Bia Saldanha tinha 30 anos quando Chico Mendes, "o ribeirinho que conhecia Karl Marx e Adam Smith", provocou tremor de terra no Leblon. A estilista não se contentava mais em apenas vestir as elegantes da zona sul, apesar do superávit na conta bancária. As portas de sua boutique estavam fadadas a fechar, da mesma maneira que o casamento já era e um filho pequeno ficaria temporadas distante da mãe. A parceira e o capital de outro empresário, João Augusto Fortes, fez do sonho realidade: criar um sofisticado produto na floresta para ser exibido e comercializado de Nova Iorque a Paris. O ecomercado nunca mais seria o mesmo.
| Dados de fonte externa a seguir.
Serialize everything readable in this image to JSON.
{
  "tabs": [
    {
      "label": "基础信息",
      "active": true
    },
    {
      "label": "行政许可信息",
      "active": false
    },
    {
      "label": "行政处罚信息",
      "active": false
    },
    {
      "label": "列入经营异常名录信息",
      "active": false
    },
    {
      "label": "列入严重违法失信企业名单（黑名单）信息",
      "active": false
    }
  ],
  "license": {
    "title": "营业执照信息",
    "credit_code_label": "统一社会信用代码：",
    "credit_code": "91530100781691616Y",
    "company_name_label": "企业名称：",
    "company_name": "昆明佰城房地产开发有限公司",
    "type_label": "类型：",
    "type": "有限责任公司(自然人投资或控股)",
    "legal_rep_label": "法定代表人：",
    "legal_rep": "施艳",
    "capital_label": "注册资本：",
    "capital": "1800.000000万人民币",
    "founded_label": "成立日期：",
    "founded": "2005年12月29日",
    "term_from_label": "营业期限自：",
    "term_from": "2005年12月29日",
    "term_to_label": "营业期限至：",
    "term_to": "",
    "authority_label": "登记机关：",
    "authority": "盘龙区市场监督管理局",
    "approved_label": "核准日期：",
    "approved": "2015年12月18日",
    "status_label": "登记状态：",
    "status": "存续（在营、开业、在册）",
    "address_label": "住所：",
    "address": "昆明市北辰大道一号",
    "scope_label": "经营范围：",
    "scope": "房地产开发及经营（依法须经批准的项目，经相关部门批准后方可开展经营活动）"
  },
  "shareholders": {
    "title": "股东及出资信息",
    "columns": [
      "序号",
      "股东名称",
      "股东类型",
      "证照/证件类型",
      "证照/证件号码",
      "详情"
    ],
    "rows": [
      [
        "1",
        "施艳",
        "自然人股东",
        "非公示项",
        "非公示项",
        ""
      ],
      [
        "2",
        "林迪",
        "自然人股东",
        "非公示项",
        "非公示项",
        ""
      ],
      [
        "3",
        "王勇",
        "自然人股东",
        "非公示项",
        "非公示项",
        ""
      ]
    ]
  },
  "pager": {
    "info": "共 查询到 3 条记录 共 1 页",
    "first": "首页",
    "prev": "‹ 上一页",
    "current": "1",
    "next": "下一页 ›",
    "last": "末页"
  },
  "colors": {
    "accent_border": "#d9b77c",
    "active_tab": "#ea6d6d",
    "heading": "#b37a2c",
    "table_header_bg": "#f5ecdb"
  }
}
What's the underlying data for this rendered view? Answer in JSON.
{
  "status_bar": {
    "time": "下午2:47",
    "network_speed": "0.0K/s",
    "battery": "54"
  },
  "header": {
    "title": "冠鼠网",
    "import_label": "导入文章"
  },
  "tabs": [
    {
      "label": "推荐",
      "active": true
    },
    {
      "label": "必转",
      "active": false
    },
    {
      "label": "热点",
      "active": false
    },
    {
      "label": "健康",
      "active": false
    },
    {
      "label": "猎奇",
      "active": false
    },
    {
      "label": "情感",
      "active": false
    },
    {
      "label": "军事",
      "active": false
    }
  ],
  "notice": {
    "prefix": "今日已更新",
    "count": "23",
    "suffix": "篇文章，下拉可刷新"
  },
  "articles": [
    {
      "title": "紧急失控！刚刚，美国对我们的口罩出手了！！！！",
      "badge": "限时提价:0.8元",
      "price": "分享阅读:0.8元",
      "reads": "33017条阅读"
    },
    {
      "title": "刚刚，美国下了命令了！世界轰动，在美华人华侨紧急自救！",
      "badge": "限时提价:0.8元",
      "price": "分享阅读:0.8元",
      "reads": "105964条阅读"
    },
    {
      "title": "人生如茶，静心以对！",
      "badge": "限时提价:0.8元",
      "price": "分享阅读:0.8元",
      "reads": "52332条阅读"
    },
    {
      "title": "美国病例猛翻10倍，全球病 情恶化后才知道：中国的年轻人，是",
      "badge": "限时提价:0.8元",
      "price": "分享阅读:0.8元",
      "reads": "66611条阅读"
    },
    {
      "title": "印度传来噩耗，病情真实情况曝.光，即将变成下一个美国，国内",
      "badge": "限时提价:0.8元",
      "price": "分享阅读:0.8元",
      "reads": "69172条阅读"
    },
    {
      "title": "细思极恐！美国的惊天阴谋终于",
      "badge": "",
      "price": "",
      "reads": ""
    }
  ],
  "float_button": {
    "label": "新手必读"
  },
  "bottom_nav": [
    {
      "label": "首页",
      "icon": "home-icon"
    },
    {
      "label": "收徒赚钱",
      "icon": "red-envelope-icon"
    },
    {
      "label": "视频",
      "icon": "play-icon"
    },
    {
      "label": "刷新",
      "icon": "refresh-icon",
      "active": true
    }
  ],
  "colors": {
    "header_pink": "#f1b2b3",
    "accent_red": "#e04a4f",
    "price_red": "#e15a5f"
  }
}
Confira entrevista com Guilherme Fiuza

Mas a via-crúcis de Bia seria mais do que cruel. Dos primeiros contatos com os nativos às inevitáveis trombadas com interesses outros. Acidentes, incidentes, desencontros. Risco de morte permanente. Empréstimos se tornariam dívidas (que rolam até hoje). No entanto, e acima de tudo, Bia encontraria o seu grande amor em meio a mais inóspita travessia. "Realmente, a trajetória da Bia tem uma dramaticidade grande. Daí meu interesse em contar sua história. É sem dúvida um personagem de romance encravado na vida real", reconhece Fiuza.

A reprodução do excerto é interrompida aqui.